L'entame de "Voices" annonce l'originalité : on sait déjà qu'on aura un rock gothique dans la lignée de Fields Of The Nephilim, mais le traitement des guitares positionne un son blackgaze tout contemporain. Il faut alors le renfort de la basse de David Amalric et le chant grave de Stéphan Cordary pour opérer la jonction avec le rock grandiloquent des années 1980 et du début des années 1990. Le brouillard moderne ainsi créé permet de dégager les notes lead et les riffs tout en gardant une assise bruitiste ("Try to forget") que le groupe arrête de courts instants pour mieux la replacer, ce qui sert au mieux les belles capacités de la voix. Avec "Reborn", le rythme étant plus enlevé, on peut raisonnablement songer que Sunfrost peut prendre une place singulière en se tournant vers le "Phoenix" de Satyricon (avec Sivert Høyem au chant pour les black metalleux). Le travail sur les textures atteint un bel état, permettant à chacun des musiciens d'être audible et fort, tout en renforçant un aspect échevelé. Lorsque la nappe bruitiste s'efface, laissant les pistes lead prendre le pas, la magie opère moins : sur "Beast", le tempo se ralentit et gagne en élégance mais la composition se fait trop riche : quatre instruments en note à note (Joel Galinski à la deuxième guitare, les claviers joués par Stéphan) pour tricoter ensemble une partition, ça fait beaucoup à suivre. La mise en orbite avec les nappes vient glacer avec efficacité le propos sur le final. "A Dream" souffre d'un parti-pris similaire : la composition pêche par sa densité et le propos se perd dans les pistes qui se déploient en parallèle ; le refrain a du mal à s'imposer tant le spectre est plein (les volutes de sirènes, une bonne idée, surnagent à peine alors qu'elles devraient être l'acmé de ce final).

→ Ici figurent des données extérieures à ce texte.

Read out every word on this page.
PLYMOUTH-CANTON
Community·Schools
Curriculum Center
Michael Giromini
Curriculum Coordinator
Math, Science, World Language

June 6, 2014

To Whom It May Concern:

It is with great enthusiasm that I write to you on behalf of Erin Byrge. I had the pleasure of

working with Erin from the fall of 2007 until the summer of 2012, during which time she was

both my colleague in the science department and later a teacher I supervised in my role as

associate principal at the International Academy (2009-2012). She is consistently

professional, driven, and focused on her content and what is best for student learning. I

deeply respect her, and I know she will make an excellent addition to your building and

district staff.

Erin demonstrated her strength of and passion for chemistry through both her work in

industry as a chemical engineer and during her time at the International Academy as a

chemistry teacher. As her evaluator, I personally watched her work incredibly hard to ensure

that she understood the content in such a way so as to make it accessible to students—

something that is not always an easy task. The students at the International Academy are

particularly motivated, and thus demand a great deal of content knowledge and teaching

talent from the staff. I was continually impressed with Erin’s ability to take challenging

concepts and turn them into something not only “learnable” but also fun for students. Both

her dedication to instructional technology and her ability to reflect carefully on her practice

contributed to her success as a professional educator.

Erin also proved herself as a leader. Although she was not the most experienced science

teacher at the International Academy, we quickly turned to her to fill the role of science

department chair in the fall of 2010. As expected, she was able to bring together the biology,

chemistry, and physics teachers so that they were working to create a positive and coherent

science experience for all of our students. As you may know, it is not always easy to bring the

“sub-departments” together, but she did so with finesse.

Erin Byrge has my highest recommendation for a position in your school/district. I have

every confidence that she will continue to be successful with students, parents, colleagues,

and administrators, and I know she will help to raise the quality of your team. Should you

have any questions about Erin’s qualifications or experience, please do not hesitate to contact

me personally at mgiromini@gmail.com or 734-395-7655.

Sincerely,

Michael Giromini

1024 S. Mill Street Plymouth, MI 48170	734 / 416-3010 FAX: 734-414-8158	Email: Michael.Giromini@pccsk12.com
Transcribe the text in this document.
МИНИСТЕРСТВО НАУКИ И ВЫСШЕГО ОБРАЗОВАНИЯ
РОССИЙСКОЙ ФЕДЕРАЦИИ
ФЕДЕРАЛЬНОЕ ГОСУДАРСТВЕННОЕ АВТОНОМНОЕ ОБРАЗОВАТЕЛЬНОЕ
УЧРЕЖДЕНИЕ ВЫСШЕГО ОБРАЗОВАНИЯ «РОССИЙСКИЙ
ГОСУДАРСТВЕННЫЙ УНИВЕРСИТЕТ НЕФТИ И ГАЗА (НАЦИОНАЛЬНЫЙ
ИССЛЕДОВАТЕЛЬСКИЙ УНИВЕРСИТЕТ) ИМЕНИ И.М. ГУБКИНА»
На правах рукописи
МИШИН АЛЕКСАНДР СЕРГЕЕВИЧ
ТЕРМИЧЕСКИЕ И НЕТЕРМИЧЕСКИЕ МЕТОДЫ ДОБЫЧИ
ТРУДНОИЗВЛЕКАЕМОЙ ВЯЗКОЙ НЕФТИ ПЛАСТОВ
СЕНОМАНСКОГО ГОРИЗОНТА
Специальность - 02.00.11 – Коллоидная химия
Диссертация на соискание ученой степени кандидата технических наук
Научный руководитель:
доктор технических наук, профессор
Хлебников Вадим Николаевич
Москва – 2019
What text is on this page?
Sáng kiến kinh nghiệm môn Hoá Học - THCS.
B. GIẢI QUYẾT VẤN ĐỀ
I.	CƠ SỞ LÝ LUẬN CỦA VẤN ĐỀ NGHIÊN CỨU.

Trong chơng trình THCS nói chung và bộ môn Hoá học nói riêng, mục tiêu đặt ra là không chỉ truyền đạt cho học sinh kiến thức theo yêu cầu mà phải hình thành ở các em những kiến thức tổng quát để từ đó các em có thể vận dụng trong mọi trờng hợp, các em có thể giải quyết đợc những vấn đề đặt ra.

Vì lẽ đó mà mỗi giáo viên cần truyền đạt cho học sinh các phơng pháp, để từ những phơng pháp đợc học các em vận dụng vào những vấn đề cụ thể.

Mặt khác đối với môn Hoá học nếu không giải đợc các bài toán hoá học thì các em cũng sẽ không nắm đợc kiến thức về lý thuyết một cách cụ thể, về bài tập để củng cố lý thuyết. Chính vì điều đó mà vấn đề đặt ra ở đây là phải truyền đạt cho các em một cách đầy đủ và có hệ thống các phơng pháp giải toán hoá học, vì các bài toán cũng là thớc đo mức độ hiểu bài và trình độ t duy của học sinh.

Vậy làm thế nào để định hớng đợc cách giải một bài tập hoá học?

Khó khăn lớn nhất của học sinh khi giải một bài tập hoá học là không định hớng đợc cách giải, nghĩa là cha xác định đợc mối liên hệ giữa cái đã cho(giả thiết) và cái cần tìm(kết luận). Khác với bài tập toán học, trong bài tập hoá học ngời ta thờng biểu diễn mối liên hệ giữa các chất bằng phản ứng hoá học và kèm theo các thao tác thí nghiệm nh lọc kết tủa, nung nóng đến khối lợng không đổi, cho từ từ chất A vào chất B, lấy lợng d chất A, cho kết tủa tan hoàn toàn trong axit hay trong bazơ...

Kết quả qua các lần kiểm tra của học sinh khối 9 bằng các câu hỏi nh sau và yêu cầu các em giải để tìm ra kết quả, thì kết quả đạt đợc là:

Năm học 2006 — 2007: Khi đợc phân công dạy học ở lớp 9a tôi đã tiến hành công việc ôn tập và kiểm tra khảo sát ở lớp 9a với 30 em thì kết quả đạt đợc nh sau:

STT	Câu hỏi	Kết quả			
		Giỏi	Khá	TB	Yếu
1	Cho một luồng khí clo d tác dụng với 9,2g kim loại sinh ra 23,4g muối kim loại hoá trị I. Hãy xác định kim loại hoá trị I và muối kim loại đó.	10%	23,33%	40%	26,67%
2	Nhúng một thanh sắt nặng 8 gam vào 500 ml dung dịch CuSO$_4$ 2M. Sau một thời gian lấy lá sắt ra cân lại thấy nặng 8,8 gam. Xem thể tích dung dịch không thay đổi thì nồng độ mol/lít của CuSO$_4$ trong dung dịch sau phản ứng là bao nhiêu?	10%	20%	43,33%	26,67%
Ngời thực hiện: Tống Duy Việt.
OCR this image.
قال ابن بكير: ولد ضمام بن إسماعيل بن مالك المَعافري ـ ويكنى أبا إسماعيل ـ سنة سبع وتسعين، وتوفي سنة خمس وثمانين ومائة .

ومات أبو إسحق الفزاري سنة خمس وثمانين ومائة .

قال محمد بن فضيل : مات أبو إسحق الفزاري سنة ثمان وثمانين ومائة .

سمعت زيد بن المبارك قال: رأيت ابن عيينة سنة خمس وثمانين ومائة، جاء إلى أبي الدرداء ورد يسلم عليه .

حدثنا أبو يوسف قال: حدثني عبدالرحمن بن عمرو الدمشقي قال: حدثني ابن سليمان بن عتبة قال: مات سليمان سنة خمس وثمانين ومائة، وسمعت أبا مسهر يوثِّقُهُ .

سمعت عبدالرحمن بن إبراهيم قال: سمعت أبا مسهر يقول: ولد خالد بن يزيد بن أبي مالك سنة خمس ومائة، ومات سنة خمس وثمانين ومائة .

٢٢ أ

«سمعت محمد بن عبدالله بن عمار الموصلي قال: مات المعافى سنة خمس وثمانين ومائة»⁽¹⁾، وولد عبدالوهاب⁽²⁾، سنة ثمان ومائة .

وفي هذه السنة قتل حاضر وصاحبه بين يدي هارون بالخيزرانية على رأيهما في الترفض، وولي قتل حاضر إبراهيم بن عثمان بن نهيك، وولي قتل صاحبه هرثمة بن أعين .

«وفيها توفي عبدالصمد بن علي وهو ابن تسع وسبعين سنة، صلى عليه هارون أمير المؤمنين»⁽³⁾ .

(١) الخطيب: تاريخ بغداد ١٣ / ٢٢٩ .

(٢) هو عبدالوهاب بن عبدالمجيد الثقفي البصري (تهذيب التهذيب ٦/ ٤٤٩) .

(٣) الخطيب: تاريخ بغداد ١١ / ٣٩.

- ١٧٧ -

Les arrangements portent, notamment le piano, métronomique, qui seconde habilement la basse jazzy et lui autorise des audaces dysharmoniques sur quelques notes, accentuant une tension, elle-même de nouveau équilibrée par la dualité du chant masculin-féminin (Alice C. rejoint Stéphan pour le duo percutant "Take the Risk"). Autre astuce vocale qu'on remarque durant "Salt Sea" où les références aux natives Americans forment une partition plus tribale ouvrant la plaine à un chant plus envoûtant de Stéphan. Assurément, l'une des pièce-maîtresses de ce troisième disque. "Last Card", plus direct, assure aussi son rôle, gardant quelques digressions comme marque de fabrique. C'est un passage plus vif du disque qui sert habilement la langueur introductive de "Inside" ; en effet ce morceau se distingue par son usage de l'électronique et du son donné à l'une des guitares, presque comme une clarinette, renforçant l'étiquette de "spleen rock" attribuée parfois au projet. La voix, cependant, trouve ici une limitation : la tessiture est belle, mais elle comprime les possibles dans les parties les plus vivaces. Le contraste est fort avec les périodes de délicatesse quasiment parlé à l'oreille et qui charment fortement.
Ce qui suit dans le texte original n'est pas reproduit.